Friday, January 8, 2016

On Nostalgia, Which Needs to Settle Down


My grandfather was the first person to introduce me to the wonder of computer games. He had a computer in his office when I was a kid, which was still a pretty big friggin' deal in the early 90s, and trying to entertain a six year-old for several hours every Sunday was a nightmare, So he turned his Packard Bell PC, which to that point basically only had QuickBooks and TurboTax on it, into a part-time gaming machine

He bought or acquired a bunch of typical 90s computer games, either via CD-ROM or shareware, and played them with me (and certainly snuck in some rounds on his own when I wasn't around). Myst, Hocus Pocus, SimTown (NOT SimCity) and the Are You Afraid of the Dark? click adventure game were staples of my youth, particularly on rainy Sundays. They were the first computer games I'd played outside of school, which meant they were the first computer games I'd played that weren't Stickybear Spellling. But the best of them all was MegaRace.

Styled like a futuristic gameshow (hosted by your creepy, fast-talking uncle Lance Boyle), MegaRace came free with new Packard Bell computers. It was pretty simple: blow up a bunch of cars, and don't get blown up yourself. Everything about this game screams 1994, from the full motion video to the perceptions of the future. Twenty-two years later, the graphics have held up about as poorly as the gameplay. And I couldn't care less.

Well, I should clarify: five year-old Kaz couldn't care less, because at the time, MegaRace was the coolest thing since the last cool thing I'd seen that morning. To older Kaz, MegaRace mostly reminds me of going to my grandparents' house and discovering cool new things my grandfather had, like his woodshop in the basement, or the large garden he maintained in his backyard, or the mystical demon-box called a "computer."

Occasionally, to scratch the itch of nostalgia, I'll look up games I haven't played in years to see if I can get my hands on a cheap copy. Tonight, that led me to look up MegaRace again. As it turns out, MegaRace produced two sequels and...oh no....oh God no...a planned IndieGoGo campaign to make a new one. Now. Like, now now.

Now, to be fair, this campaign doesn't officially exist yet - there is no IndieGoGo page for MegaRace 4 - The Racening or anything. Just promotional videos of the dude who played Lance Boyle over 20 years ago, looking a lot older and sounding much, much sadder to still be doing this shit today. But the threat is out there. And it's because that's just what we do nowadays.

Bad Santa 2 is coming out more than 10 years after the original Bad Santa. A Veronica Mars movie was made well after the TV show got the shaft. Fuller House, Girl Meets World, Jumanji...okay, I made the last one up. But you believed me for a minute! And you know it's coming! (ed. note: upon completing the post, Kazblog has learned that it is, in fact, coming. Run for your lives.)

Many of these reboots, like the Veronica Mars movie or the new MegaRace game, are crowdfunded in advance, meaning there's already a strong market of invested parties waiting for it. And as a free market guy, I think that the crowdfunding thing is great. My question about these specific projects is, "why?"
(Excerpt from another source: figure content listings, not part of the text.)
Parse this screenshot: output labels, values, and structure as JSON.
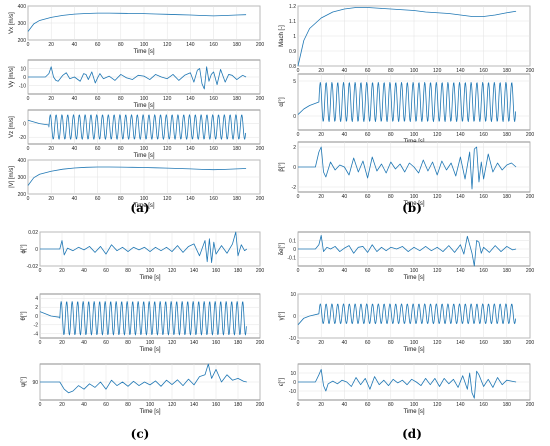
{
  "colors": {
    "trace": "#1f77b4",
    "axis": "#444444",
    "grid": "#e2e2e2"
  },
  "panels": [
    {
      "id": "a",
      "label": "(a)"
    },
    {
      "id": "b",
      "label": "(b)"
    },
    {
      "id": "c",
      "label": "(c)"
    },
    {
      "id": "d",
      "label": "(d)"
    }
  ],
  "chart_data": [
    {
      "type": "line",
      "panel": "a",
      "xlabel": "Time [s]",
      "ylabel": "Vx [m/s]",
      "xlim": [
        0,
        200
      ],
      "ylim": [
        200,
        400
      ],
      "yticks": [
        200,
        300,
        400
      ],
      "xticks": [
        0,
        20,
        40,
        60,
        80,
        100,
        120,
        140,
        160,
        180,
        200
      ],
      "grid": true,
      "series": [
        {
          "x": [
            0,
            5,
            10,
            20,
            30,
            40,
            50,
            60,
            70,
            80,
            90,
            100,
            110,
            120,
            130,
            140,
            150,
            160,
            170,
            180,
            188
          ],
          "y": [
            250,
            295,
            315,
            333,
            345,
            352,
            356,
            358,
            358,
            357,
            356,
            355,
            353,
            351,
            349,
            347,
            344,
            342,
            344,
            347,
            349
          ]
        }
      ]
    },
    {
      "type": "line",
      "panel": "a",
      "xlabel": "Time [s]",
      "ylabel": "Vy [m/s]",
      "xlim": [
        0,
        200
      ],
      "ylim": [
        -20,
        20
      ],
      "yticks": [
        -10,
        0,
        10
      ],
      "xticks": [
        0,
        20,
        40,
        60,
        80,
        100,
        120,
        140,
        160,
        180,
        200
      ],
      "grid": true,
      "series": [
        {
          "x": [
            0,
            15,
            18,
            20,
            22,
            24,
            26,
            30,
            33,
            36,
            40,
            45,
            48,
            50,
            52,
            55,
            58,
            60,
            62,
            65,
            70,
            75,
            80,
            85,
            90,
            95,
            100,
            105,
            110,
            115,
            120,
            125,
            130,
            135,
            140,
            143,
            146,
            148,
            150,
            152,
            154,
            156,
            158,
            160,
            163,
            166,
            170,
            173,
            176,
            180,
            185,
            188
          ],
          "y": [
            0,
            0,
            4,
            12,
            0,
            -4,
            -5,
            2,
            5,
            -2,
            0,
            -5,
            4,
            3,
            -3,
            6,
            -7,
            -1,
            4,
            -2,
            1,
            -4,
            3,
            -1,
            -3,
            2,
            1,
            -3,
            3,
            0,
            -2,
            3,
            -4,
            2,
            5,
            -6,
            8,
            10,
            -8,
            -14,
            12,
            -5,
            3,
            6,
            -9,
            9,
            -6,
            3,
            2,
            -3,
            2,
            0
          ]
        }
      ]
    },
    {
      "type": "line",
      "panel": "a",
      "xlabel": "Time [s]",
      "ylabel": "Vz [m/s]",
      "xlim": [
        0,
        200
      ],
      "ylim": [
        -30,
        20
      ],
      "yticks": [
        -20,
        0
      ],
      "xticks": [
        0,
        20,
        40,
        60,
        80,
        100,
        120,
        140,
        160,
        180,
        200
      ],
      "grid": true,
      "oscillation": {
        "from": 18,
        "to": 188,
        "period": 5,
        "center": -5,
        "amplitude": 18
      },
      "series": [
        {
          "x": [
            0,
            10,
            18
          ],
          "y": [
            5,
            0,
            -2
          ]
        }
      ]
    },
    {
      "type": "line",
      "panel": "a",
      "xlabel": "Time [s]",
      "ylabel": "|V| [m/s]",
      "xlim": [
        0,
        200
      ],
      "ylim": [
        200,
        400
      ],
      "yticks": [
        200,
        300,
        400
      ],
      "xticks": [
        0,
        20,
        40,
        60,
        80,
        100,
        120,
        140,
        160,
        180,
        200
      ],
      "grid": true,
      "series": [
        {
          "x": [
            0,
            5,
            10,
            20,
            30,
            40,
            50,
            60,
            70,
            80,
            90,
            100,
            110,
            120,
            130,
            140,
            150,
            160,
            170,
            180,
            188
          ],
          "y": [
            250,
            296,
            316,
            334,
            346,
            353,
            357,
            359,
            359,
            358,
            357,
            356,
            354,
            352,
            350,
            348,
            345,
            343,
            345,
            348,
            350
          ]
        }
      ]
    },
    {
      "type": "line",
      "panel": "b",
      "xlabel": "Time [s]",
      "ylabel": "Mach [-]",
      "xlim": [
        0,
        200
      ],
      "ylim": [
        0.8,
        1.2
      ],
      "yticks": [
        0.8,
        0.9,
        1,
        1.1,
        1.2
      ],
      "xticks": [
        0,
        20,
        40,
        60,
        80,
        100,
        120,
        140,
        160,
        180,
        200
      ],
      "grid": true,
      "series": [
        {
          "x": [
            0,
            5,
            10,
            20,
            30,
            40,
            50,
            60,
            70,
            80,
            90,
            100,
            110,
            120,
            130,
            140,
            150,
            160,
            170,
            180,
            188
          ],
          "y": [
            0.8,
            0.97,
            1.05,
            1.12,
            1.16,
            1.18,
            1.19,
            1.19,
            1.185,
            1.18,
            1.175,
            1.17,
            1.16,
            1.155,
            1.15,
            1.14,
            1.13,
            1.13,
            1.14,
            1.155,
            1.165
          ]
        }
      ]
    },
    {
      "type": "line",
      "panel": "b",
      "xlabel": "Time [s]",
      "ylabel": "α[°]",
      "xlim": [
        0,
        200
      ],
      "ylim": [
        -2,
        6
      ],
      "yticks": [
        0,
        5
      ],
      "xticks": [
        0,
        20,
        40,
        60,
        80,
        100,
        120,
        140,
        160,
        180,
        200
      ],
      "grid": true,
      "oscillation": {
        "from": 18,
        "to": 188,
        "period": 5,
        "center": 2,
        "amplitude": 2.8
      },
      "series": [
        {
          "x": [
            0,
            5,
            10,
            18
          ],
          "y": [
            0.2,
            1,
            1.5,
            2
          ]
        }
      ]
    },
    {
      "type": "line",
      "panel": "b",
      "xlabel": "Time [s]",
      "ylabel": "β[°]",
      "xlim": [
        0,
        200
      ],
      "ylim": [
        -2.5,
        2.5
      ],
      "yticks": [
        -2,
        0,
        2
      ],
      "xticks": [
        0,
        20,
        40,
        60,
        80,
        100,
        120,
        140,
        160,
        180,
        200
      ],
      "grid": true,
      "series": [
        {
          "x": [
            0,
            15,
            18,
            20,
            22,
            24,
            28,
            32,
            36,
            40,
            44,
            48,
            52,
            56,
            60,
            64,
            68,
            72,
            76,
            80,
            84,
            88,
            92,
            96,
            100,
            104,
            108,
            112,
            116,
            120,
            124,
            128,
            132,
            136,
            140,
            144,
            148,
            150,
            152,
            154,
            156,
            158,
            160,
            164,
            168,
            172,
            176,
            180,
            184,
            188
          ],
          "y": [
            0,
            0,
            1.5,
            2,
            -0.5,
            -1,
            0.5,
            -0.3,
            0.2,
            0,
            -0.8,
            0.9,
            -0.5,
            0.6,
            -1.1,
            1,
            -0.4,
            0.3,
            -0.6,
            0.5,
            -0.2,
            0.3,
            -0.5,
            0.4,
            0,
            -0.6,
            0.7,
            -0.4,
            0.5,
            -0.8,
            0.6,
            -0.3,
            0.4,
            -0.9,
            1,
            -1.2,
            1.5,
            -2.2,
            1.8,
            2,
            -1.5,
            0.5,
            -1.2,
            1.3,
            -0.5,
            0.4,
            -0.3,
            0.2,
            0.4,
            0
          ]
        }
      ]
    },
    {
      "type": "line",
      "panel": "c",
      "xlabel": "Time [s]",
      "ylabel": "ϕ[°]",
      "xlim": [
        0,
        200
      ],
      "ylim": [
        -0.02,
        0.02
      ],
      "yticks": [
        -0.02,
        0,
        0.02
      ],
      "xticks": [
        0,
        20,
        40,
        60,
        80,
        100,
        120,
        140,
        160,
        180,
        200
      ],
      "grid": true,
      "series": [
        {
          "x": [
            0,
            18,
            20,
            22,
            25,
            30,
            35,
            40,
            45,
            50,
            55,
            60,
            65,
            70,
            75,
            80,
            85,
            90,
            95,
            100,
            105,
            110,
            115,
            120,
            125,
            130,
            135,
            140,
            145,
            150,
            152,
            154,
            156,
            158,
            160,
            165,
            170,
            175,
            178,
            180,
            183,
            186,
            188
          ],
          "y": [
            0,
            0,
            0.01,
            -0.007,
            0.001,
            -0.002,
            0.002,
            -0.001,
            0.003,
            -0.004,
            0.003,
            -0.006,
            0.005,
            -0.002,
            0.002,
            -0.003,
            0.002,
            -0.001,
            0.002,
            -0.003,
            0.002,
            -0.002,
            0.002,
            -0.003,
            0.004,
            -0.004,
            0.003,
            0.006,
            -0.008,
            0.01,
            -0.015,
            0.012,
            -0.016,
            0.008,
            -0.006,
            0.004,
            -0.005,
            0.006,
            0.02,
            -0.008,
            0.005,
            -0.002,
            0
          ]
        }
      ]
    },
    {
      "type": "line",
      "panel": "c",
      "xlabel": "Time [s]",
      "ylabel": "θ[°]",
      "xlim": [
        0,
        200
      ],
      "ylim": [
        -5,
        5
      ],
      "yticks": [
        -4,
        -2,
        0,
        2,
        4
      ],
      "xticks": [
        0,
        20,
        40,
        60,
        80,
        100,
        120,
        140,
        160,
        180,
        200
      ],
      "grid": true,
      "oscillation": {
        "from": 18,
        "to": 188,
        "period": 5,
        "center": -0.5,
        "amplitude": 3.8
      },
      "series": [
        {
          "x": [
            0,
            10,
            18
          ],
          "y": [
            1,
            0,
            -0.3
          ]
        }
      ]
    },
    {
      "type": "line",
      "panel": "c",
      "xlabel": "Time [s]",
      "ylabel": "ψ[°]",
      "xlim": [
        0,
        200
      ],
      "ylim": [
        85,
        95
      ],
      "yticks": [
        90
      ],
      "xticks": [
        0,
        20,
        40,
        60,
        80,
        100,
        120,
        140,
        160,
        180,
        200
      ],
      "grid": true,
      "series": [
        {
          "x": [
            0,
            18,
            22,
            26,
            30,
            35,
            40,
            45,
            50,
            55,
            60,
            65,
            70,
            75,
            80,
            85,
            90,
            95,
            100,
            105,
            110,
            115,
            120,
            125,
            130,
            135,
            140,
            145,
            150,
            153,
            156,
            160,
            165,
            170,
            175,
            180,
            185,
            188
          ],
          "y": [
            90,
            90,
            88,
            87,
            87.5,
            89,
            88,
            89.5,
            88.5,
            90,
            88,
            90.5,
            89,
            90,
            88.8,
            90.2,
            89,
            90,
            89.2,
            90.3,
            88.8,
            90.5,
            89.3,
            90.6,
            89,
            90.8,
            89.2,
            91.5,
            92,
            95.5,
            91,
            93.5,
            90,
            92,
            90.5,
            91,
            90.2,
            90
          ]
        }
      ]
    },
    {
      "type": "line",
      "panel": "d",
      "xlabel": "Time [s]",
      "ylabel": "δe[°]",
      "xlim": [
        0,
        200
      ],
      "ylim": [
        -0.2,
        0.2
      ],
      "yticks": [
        -0.1,
        0,
        0.1
      ],
      "xticks": [
        0,
        20,
        40,
        60,
        80,
        100,
        120,
        140,
        160,
        180,
        200
      ],
      "grid": true,
      "series": [
        {
          "x": [
            0,
            15,
            18,
            20,
            22,
            25,
            28,
            32,
            36,
            40,
            44,
            48,
            52,
            56,
            60,
            64,
            68,
            72,
            76,
            80,
            85,
            90,
            95,
            100,
            105,
            110,
            115,
            120,
            125,
            130,
            135,
            140,
            143,
            146,
            150,
            152,
            154,
            156,
            158,
            160,
            165,
            170,
            175,
            180,
            185,
            188
          ],
          "y": [
            0,
            0,
            0.05,
            0.16,
            -0.03,
            0.02,
            0,
            0.03,
            -0.03,
            0.01,
            0.04,
            -0.05,
            0.02,
            0.03,
            -0.04,
            0.05,
            -0.03,
            0.02,
            -0.02,
            0.02,
            0,
            0.03,
            -0.03,
            0.02,
            -0.02,
            0.03,
            -0.02,
            0.02,
            -0.03,
            0.04,
            -0.04,
            0.05,
            -0.06,
            0.15,
            -0.05,
            -0.2,
            0.1,
            0.08,
            -0.05,
            0.02,
            -0.04,
            0.04,
            -0.03,
            0.03,
            -0.01,
            0
          ]
        }
      ]
    },
    {
      "type": "line",
      "panel": "d",
      "xlabel": "Time [s]",
      "ylabel": "γ[°]",
      "xlim": [
        0,
        200
      ],
      "ylim": [
        -10,
        10
      ],
      "yticks": [
        -10,
        0,
        10
      ],
      "xticks": [
        0,
        20,
        40,
        60,
        80,
        100,
        120,
        140,
        160,
        180,
        200
      ],
      "grid": true,
      "oscillation": {
        "from": 18,
        "to": 188,
        "period": 5,
        "center": 1,
        "amplitude": 4.5
      },
      "series": [
        {
          "x": [
            0,
            5,
            10,
            18
          ],
          "y": [
            -4,
            -1,
            0,
            1
          ]
        }
      ]
    },
    {
      "type": "line",
      "panel": "d",
      "xlabel": "Time [s]",
      "ylabel": "ϵ[°]",
      "xlim": [
        0,
        200
      ],
      "ylim": [
        -20,
        20
      ],
      "yticks": [
        -10,
        0,
        10
      ],
      "xticks": [
        0,
        20,
        40,
        60,
        80,
        100,
        120,
        140,
        160,
        180,
        200
      ],
      "grid": true,
      "series": [
        {
          "x": [
            0,
            15,
            18,
            20,
            22,
            24,
            26,
            30,
            34,
            38,
            42,
            46,
            50,
            54,
            58,
            62,
            66,
            70,
            74,
            78,
            82,
            86,
            90,
            94,
            98,
            102,
            106,
            110,
            114,
            118,
            122,
            126,
            130,
            134,
            138,
            142,
            146,
            148,
            150,
            152,
            154,
            156,
            160,
            164,
            168,
            172,
            176,
            180,
            184,
            188
          ],
          "y": [
            0,
            0,
            8,
            14,
            -4,
            -10,
            -2,
            1,
            -2,
            2,
            0,
            -5,
            5,
            -3,
            4,
            -8,
            6,
            -3,
            2,
            -4,
            3,
            -1,
            2,
            -3,
            3,
            0,
            -4,
            4,
            -3,
            4,
            -5,
            4,
            -2,
            3,
            -6,
            7,
            -8,
            10,
            -12,
            -18,
            12,
            8,
            -5,
            3,
            -6,
            5,
            -3,
            2,
            1,
            0
          ]
        }
      ]
    }
  ]
}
We liked the originals for a reason, and thinking of them now reminds us of our easier, better times (as filtered through our brains, which tend to remember the good times more than the times we were beat up or failed geometry) That's the main reason we get nostalgic in the first place - the memories. So wouldn't it be better to just, you know, enjoy the originals again instead of dragging Phil Moore out of retirement to stump for Nick Studios?

My brother has two interested theories that I've co-opted. One, two many things exist as a result of the Internet, in the sense that communities who think that the lead singer of Gogol Bordello looks like Nigel Thornberry from The Wild Thornberries shouldn't exist. (True) Two, we (millennials) are the most nostalgic generation of all. I don't think that's necessarily true, but I do think that we have much greater means to fulfill that nostalgia thanks to...wait for it...the Internet.

With the Internet, you can download ROMs of old games or find old books on Amazon (you know, those things what with the paper in 'em). You can also crowdfund a new version of those old favorites...if you want to. But I'm willing to bet the originals will do the trick too. There's a magic in your first experience with the first version, and I'm willing to bet the remakes don't quite have that. I certainly don't need a crypt-keeper Lance Boyle to remind me of my grandfather's house.

Note - None of this applies to The Force Awakens, which is great and you should shut up if you don't think so.